Nationalgeographic.co.id—Di kampung pesisir Werur, birunya laut begitu terhampar luas sejauh mata memandang hingga Samudra Pasifik. Ombaknya bagai menampar pesisir dan mengikis pasir pantai yang tinggi.
Tahun 2018 dan 2019, BNPB Kabupaten Tambrauw membangun tanggul secara bertahap di tepi pantai untuk mencegah abrasi yang disebabkan air pasang. Anak-anak di Kampung Werur sering bermain-main di atasnya atau di dekat tanggul. Namun, tanggul tersebut tidak menutupi pesisir kampung sepenuhnya, sehingga abrasi terus memakan kawasan pesisir.

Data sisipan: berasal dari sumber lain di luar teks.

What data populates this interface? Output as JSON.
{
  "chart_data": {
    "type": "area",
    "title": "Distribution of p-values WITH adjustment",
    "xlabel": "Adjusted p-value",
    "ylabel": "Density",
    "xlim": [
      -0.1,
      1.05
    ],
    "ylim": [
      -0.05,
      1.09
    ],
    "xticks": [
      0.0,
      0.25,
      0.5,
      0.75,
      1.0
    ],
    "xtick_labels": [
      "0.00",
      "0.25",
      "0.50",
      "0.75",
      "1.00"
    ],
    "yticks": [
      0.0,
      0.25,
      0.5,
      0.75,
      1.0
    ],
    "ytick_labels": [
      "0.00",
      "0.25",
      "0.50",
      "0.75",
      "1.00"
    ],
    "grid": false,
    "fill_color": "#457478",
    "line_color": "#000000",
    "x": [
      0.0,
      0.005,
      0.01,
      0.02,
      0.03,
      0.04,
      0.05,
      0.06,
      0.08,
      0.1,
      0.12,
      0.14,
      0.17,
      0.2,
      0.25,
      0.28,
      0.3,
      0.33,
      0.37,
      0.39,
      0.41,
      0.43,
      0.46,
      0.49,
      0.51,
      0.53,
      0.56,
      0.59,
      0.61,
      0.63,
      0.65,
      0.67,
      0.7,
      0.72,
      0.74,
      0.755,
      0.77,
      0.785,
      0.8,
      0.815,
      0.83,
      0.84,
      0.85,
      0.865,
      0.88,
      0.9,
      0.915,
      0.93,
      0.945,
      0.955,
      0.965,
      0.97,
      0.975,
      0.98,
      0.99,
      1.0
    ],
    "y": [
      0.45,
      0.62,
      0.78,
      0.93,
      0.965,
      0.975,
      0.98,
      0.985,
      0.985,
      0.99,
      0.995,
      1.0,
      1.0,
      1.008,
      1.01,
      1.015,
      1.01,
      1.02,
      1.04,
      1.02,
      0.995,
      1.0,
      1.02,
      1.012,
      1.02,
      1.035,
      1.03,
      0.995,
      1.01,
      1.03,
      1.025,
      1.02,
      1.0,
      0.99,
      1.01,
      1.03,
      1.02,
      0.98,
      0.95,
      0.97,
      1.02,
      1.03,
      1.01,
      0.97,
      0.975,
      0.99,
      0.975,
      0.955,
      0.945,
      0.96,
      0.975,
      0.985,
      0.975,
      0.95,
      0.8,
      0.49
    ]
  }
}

"Dulunya laut tidak sedekat ini. Masih jauh lagi di depan sana," kata Fera Ramar kepada saya sambil menunjuk tanggul penahan ombak. Dia adalah seorang guru di SD YPK Imanuel Werur. Saat itu, saya berjumpa dengan Fera pada acara adat Festival Munara Beba Byak Karon pada 22 Maret 2023.
Werur adalah salah satu kampung di Distrik Bikar, Kabupaten Tambrauw, Papua Barat Daya. Sebagian dari masyarakat yang tinggal di sini merupakan suku Byak Karon yang tinggal sejak berabad-abad silam setelah bermigrasi dari Pulau Biak.
Pada masa lalu, kampung ini menjadi basis perlawanan Sekutu dalam upaya mengusir Kekaisaran Jepang di penghujung Perang Dunia II. Peninggalannya masih terpendam di bawah pasir pantai Kampung Werur.
Tidak jarang, ombak yang menyebabkan abrasi, mengungkap berbagai peninggalan bersejarah itu. Warga kampung menjadikan temuan mereka sebagai koleksi atau perabotan rumah mereka.
Laut dan pesisir Tambrauw menyimpan ragam kekayaan kehidupan bawah laut yang dilindungi, salah satunya penyu belimbing. Kelestarian alam laut sempat terusik dengan aktivitas perikanan yang berbahaya seperti pengeboman dan penggunaan jaring yang menjadi sampah lautan.
Bahkan, penyu belimbing sendiri memiliki tantangan dalam konservasi. Reptil ini sering mampir ke pesisir Tambrauw untuk bertelur. Begitu kembali melaut, telur mereka yang sudah dikubur dalam pasir sering diambil babi liar atau biawak. Masyarakat tidak mengganggu penyu belimbing, bahkan memuliakannya.
Sebagai guru dengan latar belakang sarjana sosiologi, Fera menyadari bahwa potensi laut begitu kaya untuk kesejahteraan masyarakat Werur. Salah satu cara yang dapat dilakukan Fera adalah dengan kemampuannya sebagai pengajar dengan memberikan pendidikan lingkungan hidup.
Inisiasi ini pun dilakukan bersama empat guru lainnya untuk diajarkan kepada anak-anak sejak 2020. Baru pada 9 April 2022, mereka menamai kelompok pembelajaran di luar sekolah tersebut sebagai Fandun Farkor.
Keberadaan mereka langsung disambut antusiasme warga sebagai sarana meningkatkan literasi di Werur. Sampai hari ini, Fandun Farkor menjadi tempat belajar bagi 30 anak di kampung. Sebagian dari anak-anak yang ikut belajar berasal dari kalangan yang putus sekolah. Tidak jarang, orang tua pun terlibat dalam aktivitas pembelajaran.
Awalnya, kelompok Fandun Farkor hanya mendampingi anak-anak lewat pendekatan pendidikan di gereja. Oleh karena itu, ketika kelompok ini berjalan secara mandiri, materi agama yang selaras dengan literasi dan pendidikan lingkungan diajarkan kepada anak-anak.